Nous mettons à peu près 2 heures pour arriver à Southampton où nous avons la chance de pouvoir monter à bord d’un ferry une heure plus tôt que prévu (c’est l’avantage de vadrouiller en moto). Nous arrivons donc vers 21 heures dans notre AirBnb à la décoration résolument british et hyper kitsch dans la ville de Newport. Comme nous étions partis à la hâte de Londres et que le ferry était bondé, nous pensions pouvoir manger sur l’île à notre arrivée. Mais l’île de Wight n’est pas Londres et, hormis le kebab du coin, plus rien n’est ouvert passé 21 heures. Nous voilà donc prévenus pour le reste du week-end !

 

Le lendemain, après avoir englouti un petit-déjeuner anglais monstrueux et avoir fait un petit tour dans la jolie ville de Newport sous un soleil généreux, nous enfourchons notre fidèle destrier pour explorer la côte nord et est de cette petite île britannique. Sous un ciel bleu et sans nuage, nous admirons les larges prairies verdoyantes se mêlant au loin au bleu profond de la Manche. Lors de cette première journée, nous nous arrêtons face à la vue sur l’horizon de Portsmouth à Ryde et au bord de la petite plage de galets de Seaview avant de faire une plus longue halte à Bembridge pour admirer son vieux moulin et ses cabines de plage colorées. Nous nous posons également au sommet des falaises de Culver, appréciant le silence d’une mer calme uniquement perturbé par le chant des oiseaux. Nous terminons la journée dans la petite ville côtière de Sandown, après avoir encore admiré d’impressionnants panoramas sur l’intérieur de l’île.

 

Dimanche, nous nous préparons à explorer le reste de l’île en commençant par Shanklin. La route nous menant à cette ville côtière populaire nous fait traverser des champs de colza dont le jaune éclatant contraste avec le bleu du ciel et le vert des prairies. DSCF3990En chemin, nous croisons pas mal de voitures de collection et bien évidemment un grand nombre de motards, heureux de pouvoir enfin sortir leur bijou après un hiver long et pluvieux (plus besoin de vous rappeler nos péripéties après l’arrivée de la Beast of the East).
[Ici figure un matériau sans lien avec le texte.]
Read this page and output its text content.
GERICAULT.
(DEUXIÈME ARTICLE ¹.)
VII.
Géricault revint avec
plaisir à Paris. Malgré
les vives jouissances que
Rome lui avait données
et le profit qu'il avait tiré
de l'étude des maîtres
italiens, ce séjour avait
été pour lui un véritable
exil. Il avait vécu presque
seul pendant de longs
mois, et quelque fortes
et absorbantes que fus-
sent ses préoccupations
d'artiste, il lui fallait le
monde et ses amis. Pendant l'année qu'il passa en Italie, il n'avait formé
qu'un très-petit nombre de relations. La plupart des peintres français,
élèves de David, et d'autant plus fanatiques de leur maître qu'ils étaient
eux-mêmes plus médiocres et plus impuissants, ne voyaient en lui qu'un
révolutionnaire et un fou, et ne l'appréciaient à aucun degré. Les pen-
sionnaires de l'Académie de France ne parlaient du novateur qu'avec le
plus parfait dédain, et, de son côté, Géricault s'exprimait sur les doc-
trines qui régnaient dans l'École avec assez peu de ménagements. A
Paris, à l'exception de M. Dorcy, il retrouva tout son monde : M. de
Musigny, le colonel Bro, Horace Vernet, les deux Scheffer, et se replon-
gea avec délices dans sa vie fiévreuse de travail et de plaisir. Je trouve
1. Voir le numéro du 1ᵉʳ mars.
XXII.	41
Après Shanklin et sa plage où Britanniques de tous âges se laissent rougir comme des écrevisses, nous profitons un moment de la tranquillité du port de Ventnor avant de faire un plus gros arrêt à la pointe sud de l’île, à côté du phare de Sainte-Catherine. Nous prenons plaisir à parcourir les verts pâturages entièrement ouverts aux randonneurs et nous posons au milieu des boutons d’or pour nous détendre au bruit des vagues, les yeux perdus sur l’immensité bleue.

 

Les paysages du sud-ouest de l’île s’avèrent plus spectaculaires, avec les tons ocres de la baie de Brook, les falaises découpées de la plage de Freshwater et les marais sinueux de la réserve naturelle de Newton. Et pour terminer la journée en beauté, nous admirons un magnifique coucher de soleil à deux pas du port de Yarmouth. La soirée a toutefois été moins relaxante pour moi comme j’avais plusieurs projets à rendre le lendemain matin (et oui, les traducteurs indépendants doivent parfois prendre sur leur week-end en amoureux s’ils veulent s’en sortir… mais ça fera l’objet d’un autre billet).

 

Coucher de soleil sur Yarmouth

Coucher de soleil sur Yarmouth

Pour profiter un peu plus de l’île et de ce thermomètre qui frôle les 30°, nous décidons de reprendre un ferry plus tard dans l’après-midi, le temps de discuter encore longuement avec notre hôte extrêmement sympathique, de faire un mini-golf à Shanklin et de déguster une glace avant de reprendre la route. Et c’est toujours sous ce merveilleux soleil de début du mois de mai que nous quittons l’île de Wight, encore une jolie région britannique que je vous invite à découvrir !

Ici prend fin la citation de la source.